Perth-based Mrs Rinehart inherited an ailing iron ore company from her father, Lang Hancock, and transformed Hancock Prospecting into a phenomenally successful company.
She rarely gives interviews and this year fought unsuccessfully to suppress details of a legal battle between her and three of her four children for control of the family trust.
She has said nothing about Fairfax, which owns more than 300 newspapers, 50 websites and 15 radio stations in Australia and New Zealand. However, a friend, John Singleton, told the Australian Broadcasting Corporation (ABC) that "editorial interference would have made the papers more readable in the past".
Margaret Simons, the director of the Centre for Advanced Journalism at the University of Melbourne, believes Mrs Rinehart is seeking status and power. She already owns 10 per cent of Channel Ten, a free-to-air TV network.
"She has learnt her lesson from fellow Western Australian entrepreneurs such as Kerry Stokes [owner of a TV network and Perth's daily newspaper] that a quick way to influence and gravitas is media ownership," said Ms Simons.

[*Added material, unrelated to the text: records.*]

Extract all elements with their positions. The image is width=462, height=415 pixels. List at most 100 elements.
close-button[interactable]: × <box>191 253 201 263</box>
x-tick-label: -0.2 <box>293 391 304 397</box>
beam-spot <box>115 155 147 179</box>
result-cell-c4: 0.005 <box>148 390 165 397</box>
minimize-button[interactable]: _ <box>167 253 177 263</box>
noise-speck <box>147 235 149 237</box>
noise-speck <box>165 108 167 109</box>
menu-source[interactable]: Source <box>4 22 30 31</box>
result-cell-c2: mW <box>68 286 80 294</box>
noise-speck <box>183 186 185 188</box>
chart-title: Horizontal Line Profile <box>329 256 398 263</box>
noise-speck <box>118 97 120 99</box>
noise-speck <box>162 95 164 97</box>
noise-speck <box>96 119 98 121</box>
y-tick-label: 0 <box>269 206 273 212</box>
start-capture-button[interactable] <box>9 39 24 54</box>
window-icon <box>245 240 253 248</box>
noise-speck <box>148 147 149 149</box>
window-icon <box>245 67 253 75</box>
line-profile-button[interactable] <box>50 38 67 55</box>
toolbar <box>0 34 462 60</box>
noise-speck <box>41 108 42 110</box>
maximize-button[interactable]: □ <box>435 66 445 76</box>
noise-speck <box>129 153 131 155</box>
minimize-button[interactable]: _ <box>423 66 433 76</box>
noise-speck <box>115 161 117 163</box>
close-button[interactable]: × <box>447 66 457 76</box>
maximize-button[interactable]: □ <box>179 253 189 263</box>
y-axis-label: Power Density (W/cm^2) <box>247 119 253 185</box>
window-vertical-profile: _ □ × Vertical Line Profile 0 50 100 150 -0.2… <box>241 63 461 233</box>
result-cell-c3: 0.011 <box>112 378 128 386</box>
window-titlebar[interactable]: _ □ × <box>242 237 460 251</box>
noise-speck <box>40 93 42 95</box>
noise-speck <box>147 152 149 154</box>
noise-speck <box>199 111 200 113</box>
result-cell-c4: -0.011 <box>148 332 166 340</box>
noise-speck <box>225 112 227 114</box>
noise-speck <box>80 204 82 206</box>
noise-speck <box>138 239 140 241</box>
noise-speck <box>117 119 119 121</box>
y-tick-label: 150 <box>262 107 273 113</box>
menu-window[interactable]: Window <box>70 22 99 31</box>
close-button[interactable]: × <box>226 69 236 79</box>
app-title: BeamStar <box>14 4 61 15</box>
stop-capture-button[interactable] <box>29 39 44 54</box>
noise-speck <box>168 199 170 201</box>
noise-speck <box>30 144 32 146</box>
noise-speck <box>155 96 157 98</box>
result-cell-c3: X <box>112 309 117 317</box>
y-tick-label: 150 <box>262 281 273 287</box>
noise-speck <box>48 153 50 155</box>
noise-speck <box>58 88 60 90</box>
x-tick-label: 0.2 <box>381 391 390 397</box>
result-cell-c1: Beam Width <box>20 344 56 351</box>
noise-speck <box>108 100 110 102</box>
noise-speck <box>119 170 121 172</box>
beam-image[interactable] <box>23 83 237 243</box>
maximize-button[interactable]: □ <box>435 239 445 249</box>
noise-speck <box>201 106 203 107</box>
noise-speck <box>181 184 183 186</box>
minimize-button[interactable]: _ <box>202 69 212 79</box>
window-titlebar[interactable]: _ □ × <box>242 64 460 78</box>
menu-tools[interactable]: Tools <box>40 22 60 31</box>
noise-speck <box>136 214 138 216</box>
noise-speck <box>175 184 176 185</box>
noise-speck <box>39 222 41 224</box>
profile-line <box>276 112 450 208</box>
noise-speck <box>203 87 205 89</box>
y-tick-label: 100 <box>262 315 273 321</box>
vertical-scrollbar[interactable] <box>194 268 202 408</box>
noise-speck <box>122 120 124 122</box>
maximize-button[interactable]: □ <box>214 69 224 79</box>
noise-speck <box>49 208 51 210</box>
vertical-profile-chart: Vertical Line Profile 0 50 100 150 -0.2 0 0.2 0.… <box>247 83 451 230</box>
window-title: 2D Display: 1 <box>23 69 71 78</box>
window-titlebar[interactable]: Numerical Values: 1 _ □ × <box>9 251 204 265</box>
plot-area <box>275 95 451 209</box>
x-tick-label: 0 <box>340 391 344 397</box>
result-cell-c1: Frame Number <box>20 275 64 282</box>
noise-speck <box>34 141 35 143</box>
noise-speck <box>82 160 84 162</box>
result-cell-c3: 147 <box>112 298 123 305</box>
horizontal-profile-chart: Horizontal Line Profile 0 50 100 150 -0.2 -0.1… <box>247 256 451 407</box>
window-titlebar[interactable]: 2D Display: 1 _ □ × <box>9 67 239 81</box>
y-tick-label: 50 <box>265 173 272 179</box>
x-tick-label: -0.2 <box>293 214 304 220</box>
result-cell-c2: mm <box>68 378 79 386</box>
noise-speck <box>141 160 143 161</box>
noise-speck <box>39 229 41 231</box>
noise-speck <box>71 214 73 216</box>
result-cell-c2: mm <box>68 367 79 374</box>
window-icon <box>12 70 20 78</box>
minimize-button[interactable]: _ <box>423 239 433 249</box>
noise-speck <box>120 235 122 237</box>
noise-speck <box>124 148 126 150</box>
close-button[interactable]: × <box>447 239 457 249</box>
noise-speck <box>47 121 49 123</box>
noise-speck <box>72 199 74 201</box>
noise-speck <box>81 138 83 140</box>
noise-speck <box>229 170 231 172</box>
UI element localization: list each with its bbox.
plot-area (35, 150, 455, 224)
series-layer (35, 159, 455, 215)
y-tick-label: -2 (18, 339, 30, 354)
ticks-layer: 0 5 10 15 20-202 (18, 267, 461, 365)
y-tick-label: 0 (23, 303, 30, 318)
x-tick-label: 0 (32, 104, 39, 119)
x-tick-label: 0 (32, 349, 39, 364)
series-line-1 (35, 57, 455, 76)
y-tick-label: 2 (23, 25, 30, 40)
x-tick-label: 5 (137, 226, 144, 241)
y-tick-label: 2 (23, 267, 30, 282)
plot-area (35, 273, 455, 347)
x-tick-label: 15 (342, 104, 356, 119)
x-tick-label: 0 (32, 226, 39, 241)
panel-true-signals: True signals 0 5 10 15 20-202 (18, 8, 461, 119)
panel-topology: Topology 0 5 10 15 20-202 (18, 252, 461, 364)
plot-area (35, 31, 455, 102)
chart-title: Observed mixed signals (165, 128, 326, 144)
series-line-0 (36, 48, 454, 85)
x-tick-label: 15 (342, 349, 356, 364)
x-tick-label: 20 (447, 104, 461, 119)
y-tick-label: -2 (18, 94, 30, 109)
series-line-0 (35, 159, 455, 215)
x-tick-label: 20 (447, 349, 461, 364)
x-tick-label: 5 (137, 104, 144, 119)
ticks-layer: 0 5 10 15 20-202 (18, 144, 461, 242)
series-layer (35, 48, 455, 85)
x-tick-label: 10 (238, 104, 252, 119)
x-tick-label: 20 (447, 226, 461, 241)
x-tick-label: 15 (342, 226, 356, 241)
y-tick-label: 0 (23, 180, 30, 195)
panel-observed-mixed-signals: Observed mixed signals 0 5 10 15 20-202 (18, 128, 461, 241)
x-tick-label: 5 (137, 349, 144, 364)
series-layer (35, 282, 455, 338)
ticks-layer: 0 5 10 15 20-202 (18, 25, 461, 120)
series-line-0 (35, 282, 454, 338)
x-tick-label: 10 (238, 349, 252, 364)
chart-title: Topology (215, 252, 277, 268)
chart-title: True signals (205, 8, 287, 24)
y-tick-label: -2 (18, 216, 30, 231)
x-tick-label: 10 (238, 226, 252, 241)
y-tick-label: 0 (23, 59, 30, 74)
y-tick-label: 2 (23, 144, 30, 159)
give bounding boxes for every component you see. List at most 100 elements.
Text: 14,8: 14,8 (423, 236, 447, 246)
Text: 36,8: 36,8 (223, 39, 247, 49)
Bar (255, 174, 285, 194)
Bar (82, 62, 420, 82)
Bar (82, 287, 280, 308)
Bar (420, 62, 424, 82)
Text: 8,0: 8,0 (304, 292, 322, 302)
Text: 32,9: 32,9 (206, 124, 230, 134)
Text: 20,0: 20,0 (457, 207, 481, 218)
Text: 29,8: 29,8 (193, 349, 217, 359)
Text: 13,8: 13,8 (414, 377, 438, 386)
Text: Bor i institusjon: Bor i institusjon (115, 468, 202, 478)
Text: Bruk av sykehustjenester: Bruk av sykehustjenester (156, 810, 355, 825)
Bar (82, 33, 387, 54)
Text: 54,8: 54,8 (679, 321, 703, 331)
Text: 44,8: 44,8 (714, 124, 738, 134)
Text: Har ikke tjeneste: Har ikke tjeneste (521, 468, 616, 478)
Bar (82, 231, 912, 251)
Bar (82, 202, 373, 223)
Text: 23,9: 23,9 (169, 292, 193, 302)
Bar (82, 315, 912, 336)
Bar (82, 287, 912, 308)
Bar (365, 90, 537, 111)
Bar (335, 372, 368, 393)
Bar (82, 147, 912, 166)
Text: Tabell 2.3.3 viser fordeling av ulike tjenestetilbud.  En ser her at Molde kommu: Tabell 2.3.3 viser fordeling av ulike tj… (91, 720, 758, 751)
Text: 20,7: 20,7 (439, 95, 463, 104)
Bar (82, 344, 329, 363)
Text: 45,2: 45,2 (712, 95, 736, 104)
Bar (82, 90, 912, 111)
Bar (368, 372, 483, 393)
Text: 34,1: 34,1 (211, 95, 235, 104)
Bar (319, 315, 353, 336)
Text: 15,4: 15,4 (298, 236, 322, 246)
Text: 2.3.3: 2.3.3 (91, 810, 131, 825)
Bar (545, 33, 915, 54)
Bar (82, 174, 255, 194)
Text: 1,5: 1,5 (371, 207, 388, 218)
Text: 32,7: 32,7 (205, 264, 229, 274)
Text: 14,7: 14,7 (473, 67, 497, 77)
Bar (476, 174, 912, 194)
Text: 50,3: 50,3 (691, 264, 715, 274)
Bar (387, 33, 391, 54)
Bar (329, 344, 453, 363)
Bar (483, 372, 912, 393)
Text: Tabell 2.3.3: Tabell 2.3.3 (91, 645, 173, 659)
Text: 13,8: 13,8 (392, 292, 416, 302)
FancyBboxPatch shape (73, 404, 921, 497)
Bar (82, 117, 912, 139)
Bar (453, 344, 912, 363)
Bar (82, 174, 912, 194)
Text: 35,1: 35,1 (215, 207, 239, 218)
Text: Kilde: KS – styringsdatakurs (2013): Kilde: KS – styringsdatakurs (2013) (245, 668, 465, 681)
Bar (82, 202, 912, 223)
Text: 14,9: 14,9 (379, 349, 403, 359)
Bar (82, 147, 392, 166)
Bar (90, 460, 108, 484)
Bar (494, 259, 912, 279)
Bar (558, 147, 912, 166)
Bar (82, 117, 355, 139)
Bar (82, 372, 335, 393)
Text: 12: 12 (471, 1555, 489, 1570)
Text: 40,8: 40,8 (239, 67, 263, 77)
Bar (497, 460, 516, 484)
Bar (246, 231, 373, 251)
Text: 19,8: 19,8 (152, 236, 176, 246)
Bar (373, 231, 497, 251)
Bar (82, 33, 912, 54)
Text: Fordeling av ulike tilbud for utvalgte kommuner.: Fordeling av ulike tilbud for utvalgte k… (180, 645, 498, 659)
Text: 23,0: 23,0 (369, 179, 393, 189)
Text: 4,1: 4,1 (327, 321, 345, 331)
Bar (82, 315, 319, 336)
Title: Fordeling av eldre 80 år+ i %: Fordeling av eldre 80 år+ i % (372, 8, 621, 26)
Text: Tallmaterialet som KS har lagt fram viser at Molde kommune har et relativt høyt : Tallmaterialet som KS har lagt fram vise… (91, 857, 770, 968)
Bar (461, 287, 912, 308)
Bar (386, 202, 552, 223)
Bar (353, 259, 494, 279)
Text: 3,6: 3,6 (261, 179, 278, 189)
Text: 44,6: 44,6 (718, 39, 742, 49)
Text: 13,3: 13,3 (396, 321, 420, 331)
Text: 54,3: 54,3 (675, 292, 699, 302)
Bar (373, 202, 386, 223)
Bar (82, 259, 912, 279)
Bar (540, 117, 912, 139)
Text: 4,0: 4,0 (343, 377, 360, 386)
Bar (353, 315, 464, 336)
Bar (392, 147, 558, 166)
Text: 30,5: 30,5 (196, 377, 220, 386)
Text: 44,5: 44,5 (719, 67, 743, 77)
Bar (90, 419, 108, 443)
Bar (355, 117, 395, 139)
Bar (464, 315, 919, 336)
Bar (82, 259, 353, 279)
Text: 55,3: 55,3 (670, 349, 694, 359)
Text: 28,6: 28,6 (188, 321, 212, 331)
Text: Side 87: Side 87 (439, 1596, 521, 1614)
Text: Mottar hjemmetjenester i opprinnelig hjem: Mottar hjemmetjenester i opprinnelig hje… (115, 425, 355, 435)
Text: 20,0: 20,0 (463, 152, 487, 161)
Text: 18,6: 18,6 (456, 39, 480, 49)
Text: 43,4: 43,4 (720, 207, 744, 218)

Michael Gawenda, a former editor-in-chief of The Age, agrees. "I can't imagine that she's buying into Fairfax on the basis that it's a business with a bright future," he said. "She wants to exercise some sort of influence within the public debate on issues that are close to her heart."
One of those issues is climate change, or the lack of it. She has appointed Ian Plimer, one of Australia's leading climate change sceptics, to the boards of three of her family companies.
The country's other main newspaper group, Rupert Murdoch's News Limited, which owns 70 per cent of Australian papers, also announced sweeping changes this week but declined to say how many jobs would be lost. Media commentators believe it may be as many as 1,500.
The Fairfax papers were once hugely profitable, thanks to their classified advertising sections - known as the "rivers of gold". But when advertisers moved online, the company was slow to adapt.
Mr Gawenda said: "In some ways you can argue that Gina Rinehart is a white knight. She's at least prepared to invest in Fairfax and no one else is, as far as I can see."
Kate McClymont, a respected Herald journalist, told the ABC: "For 180 years, Fairfax has been chronicling the life of this city, this state, this nation, and we have been doing so without fear or favour. All we ask is … to keep doing that."